Os bastidores da Copa do Mundo pegaram fogo antes mesmo de a bola rolar para as oitavas de final. A Federação Belga de Futebol (RBFA) disparou duras críticas contra a Fifa após a entidade máxima do futebol anular a suspensão do atacante norte-americano Folarin Balogun. O atleta havia recebido cartão vermelho direto no início de julho, mas acabou liberado para o confronto eliminatório. O caso gera polêmica internacional e ganha espaço na cobertura em tempo real de polêmicas e arbitragem na página de esportes do portal.

Reversão inédita de cartão vermelho gera revolta

O centro da discórdia envolve a expulsão de Balogun ocorrida no último dia 1º de julho, durante o duelo entre os Estados Unidos e a Bósnia e Herzegovina. O camisa 9, que já balançou as redes três vezes nesta Copa, cumpria suspensão automática, mas a Fifa surpreendeu o comitê belga ao anular a punição às vésperas do mata-mata, deixando o jogador livre para atuar nesta segunda-feira (6), às 21h (de Brasília).

Veja também 

Em nota oficial, a RBFA argumentou que a anulação ignora os pilares jurídicos do próprio torneio.
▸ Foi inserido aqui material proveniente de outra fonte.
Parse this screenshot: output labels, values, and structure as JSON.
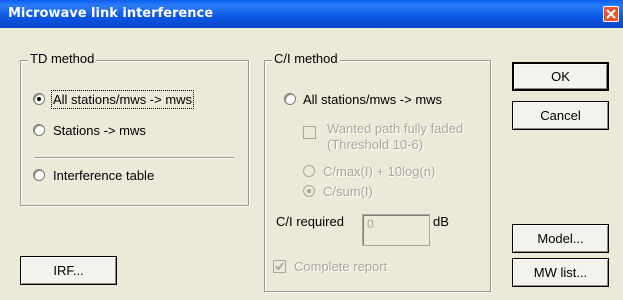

Os representantes belgas citaram textualmente o Artigo 66.4 do Código Disciplinar da Fifa e o Artigo 10.5 do Regulamento do Mundial. Ambos os textos determinam expressamente que uma expulsão direta gera o gancho automático para o compromisso seguinte da seleção, sem brechas para revogações imediatas.

Belgas estudam medidas legais

Considerando o ato uma quebra de isonomia em relação aos demais atletas punidos ao longo da competição, a cúpula do futebol da Bélgica informou que não pretende deixar o caso passar em branco. O departamento jurídico da federação europeia ressaltou que avalia "todas as opções possíveis" para contestar formalmente a manobra da Fifa e proteger os direitos esportivos de sua seleção no torneio.